You're ready for retirement, but are your finances?
- Ramp up your savings. Don't have a retirement fund? Better late than never, so start now. If you have one, now is a great time to pad it. For instance, consider taking advantage of catch-up contribution opportunities with your IRA and 401(k) accounts. You can also work on trimming other expenses so you have more of your budget available for saving.
- Reduce your debt. Taking control of your debt can set you up for a better retirement experience. Aim to pay off your mortgage and any other large credit balances before you retire from your day job.
- Boost your emergency fund. Unexpected expenses can feel particularly painful when you're on a fixed income. Soften the potential blow by building up a savings account or money market account that you can tap into, instead of going into debt.
- Investigate post-retirement healthcare costs and long-term care insurance. Healthcare can be a major retirement expense, so do what you can now to explore your options and plan the best coverage for your needs. If you know you'll need a pricey treatment (maybe you've been putting off knee replacement surgery, for example), consider having it done under your current insurance policy. Besides your own health insurance company, here are some helpful resources: HealthCare.gov (information on the Affordable Care Act), Medicaid.gov, Medicare.gov and LongTermCare.gov.
- Investigate your Social Security options. You have choices when it comes to deciding at what age you start receiving Social Security benefits. The Social Security Administration website provides detailed information to help you make a wise decision, including a calculator to determine your full retirement age, a benefits planner and an online benefits application form.
- Estimate your retirement “paycheck.” Understand the minimum distribution requirements of your retirement accounts and factor in any other income you may expect during retirement, such as Social Security or a part-time job. Calculate how much you'll likely have to live on each month. Then create a retirement budget based on those numbers. Consider giving the budget a trial run before retirement to see if you need to cut back on expenses or make other adjustments.

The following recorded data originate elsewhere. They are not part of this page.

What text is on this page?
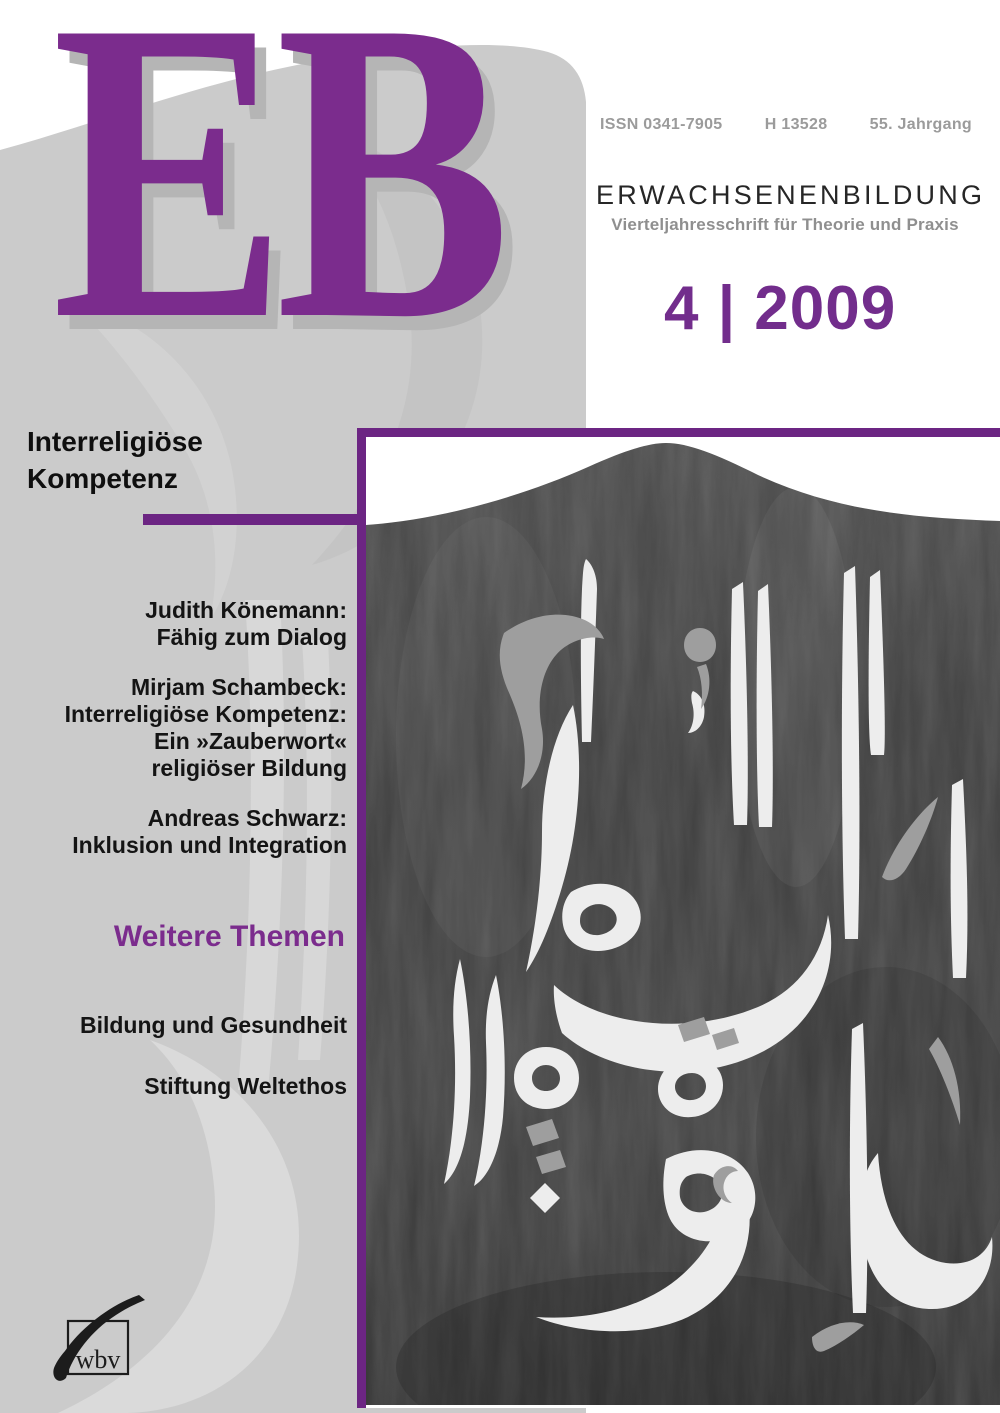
EB	ISSN 0341-7905	H 13528	55. Jahrgang
ERWACHSENENBILDUNG
Vierteljahresschrift für Theorie und Praxis
4 | 2009
Interreligiöse
Kompetenz
Judith Könemann:
Fähig zum Dialog
Mirjam Schambeck:
Interreligiöse Kompetenz:
Ein »Zauberwort«
religiöser Bildung
Andreas Schwarz:
Inklusion und Integration
Weitere Themen
Bildung und Gesundheit
Stiftung Weltethos
wbv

- Define your retirement goals and dreams. Do you want to travel the world, try new hobbies or stay home with your grandkids? Identify your objectives and then factor them into your budget and financial preparations.
- If moving is on your list, check out locations. Make sure to explore the financial aspects of any possible new locale, such as local property and income taxes, as well as the overall cost of living. Also investigate community amenities, from entertainment options to the nearest grocery store and healthcare facilities.
- Brainstorm ideas for spending your days. Surprisingly, having all that free time sometimes doesn't feel as good as you would expect. So, think about what you might want to do, whether it's volunteer work, hobbies or a part-time job. (In fact, your hobbies or other specific skills could even turn into a part-time job!)
- Discuss retirement with a financial advisor. Meet with a financial advisor and start with a basic review of your assets and make any necessary adjustments to your portfolio for this stage of life. For instance, as you get closer to retirement, you may want to shift your asset focus from growth to capital preservation. Plan to stay in regular contact with your advisor and work together to develop a plan that will not only help you transition into retirement, but set you up for financial comfort and confidence for the retirement years ahead.
For how hard you’ve worked, you deserve to enjoy your retirement. The best way to ensure a comfortable retirement and a quality of life that meets your expectations is to plan for it. Follow these steps and you should be able to enjoy your new free time with peace of mind.